1 500 marins français tués, deux cuirassés, un croiseur et un contre-torpilleur coulés le 3 juillet 1940 par la Royal Navy. Selon l’historien Eric Branca, invité de Tocsin+, ce drame fratricide tient en partie à une divergence de traduction passée inaperçue.

La convention d’armistice du 22 juin 1940 stipule que la flotte française est placée « sous contrôle » allemand. En allemand comme en français, l’expression unter Kontrolle désigne une simple vérification : les Allemands s’assurent que les navires sont désarmés, à quai, sans munitions ni équipages. Mais en anglais, under control signifie tout autre chose : exercer une autorité directe, pouvoir disposer du bâtiment à volonté.

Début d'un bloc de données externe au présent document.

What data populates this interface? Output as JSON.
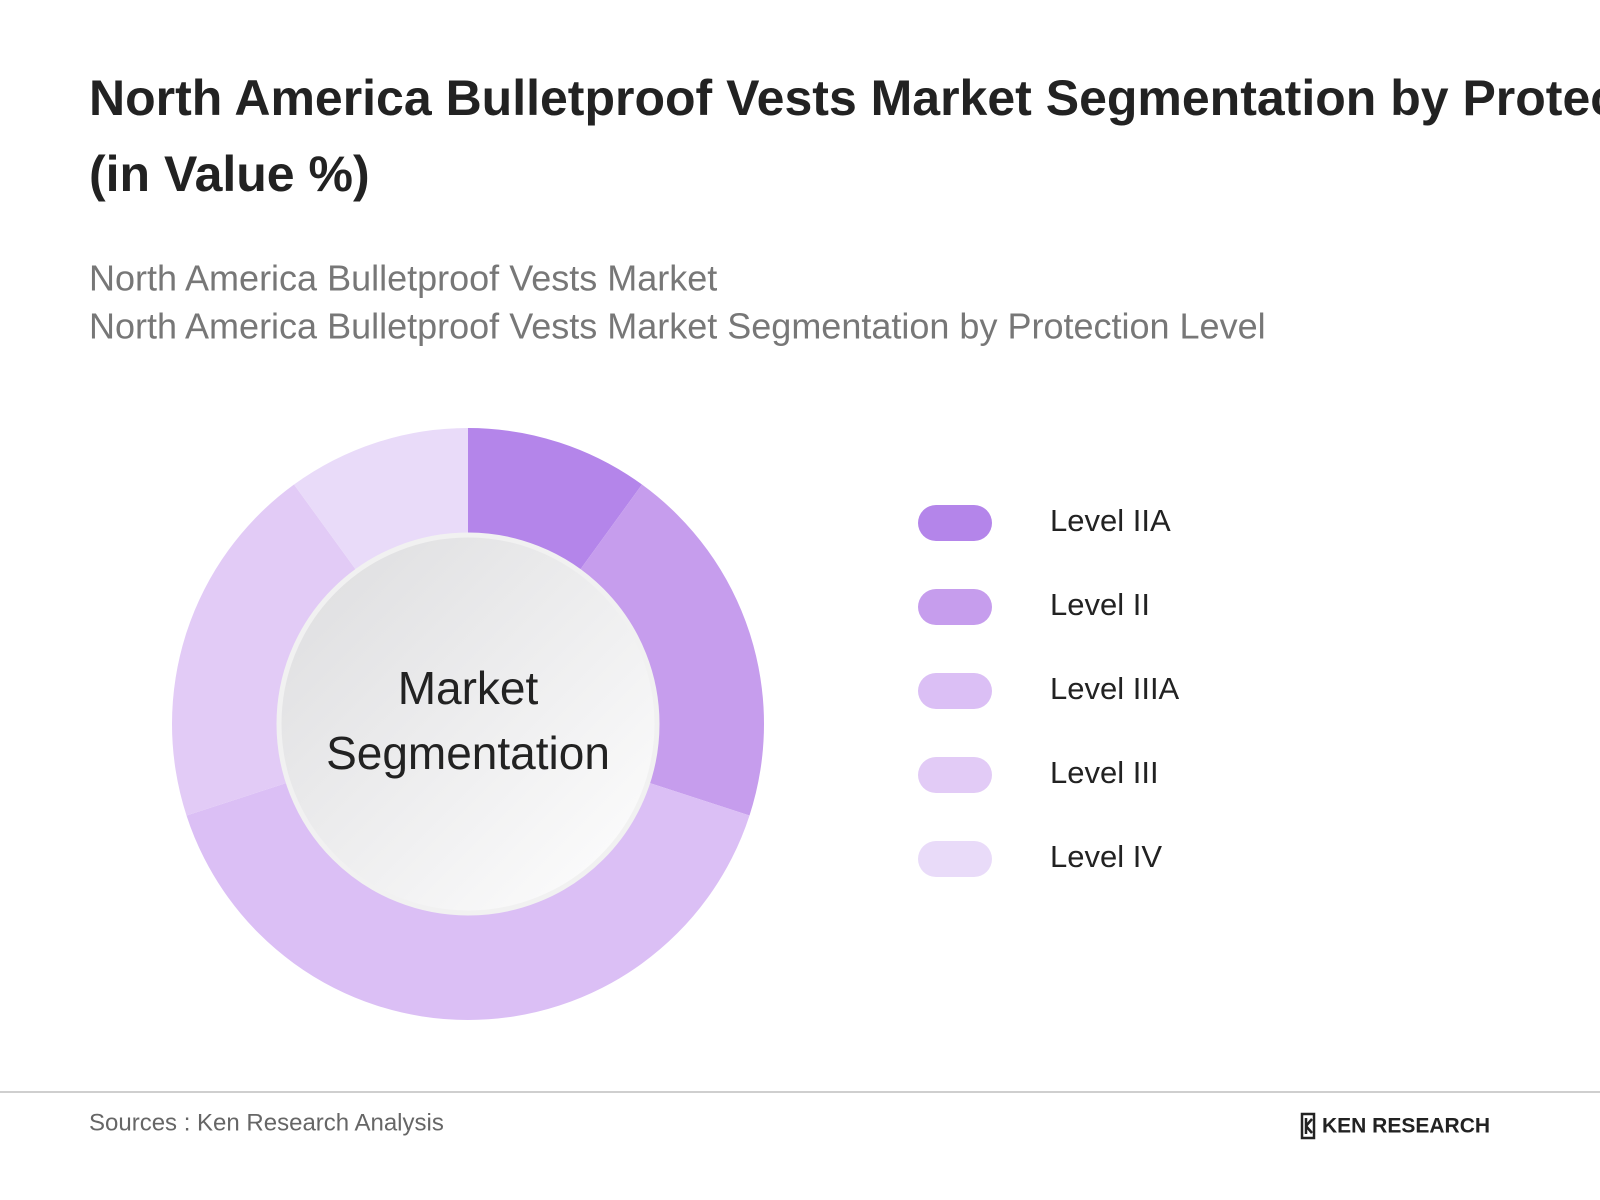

Churchill, dont la survie de l’Angleterre dépend du rapport de force naval, retient l’acception anglaise, la plus défavorable. Il en déduit que la flotte française, troisième du monde, peut à tout moment basculer dans le camp allemand et anéantir la Royal Navy. Le 27 juin, il obtient du cabinet de guerre l’autorisation d’employer tous les moyens pour l’empêcher. Le 3 juillet, devant Mers el-Kébir, l’amiral Somerville propose pourtant trois options à l’amiral Jeansoul. Faute de réponse claire, il ouvre le feu.

Une nuance lexicale, mal arbitrée entre trois langues, aura donc précipité l’un des épisodes les plus tragiques des relations franco-britanniques.

Source : Eric Branca, « Mers el-Kébir, drame et naissance de la France libre », Tocsin+, 16/06/2026.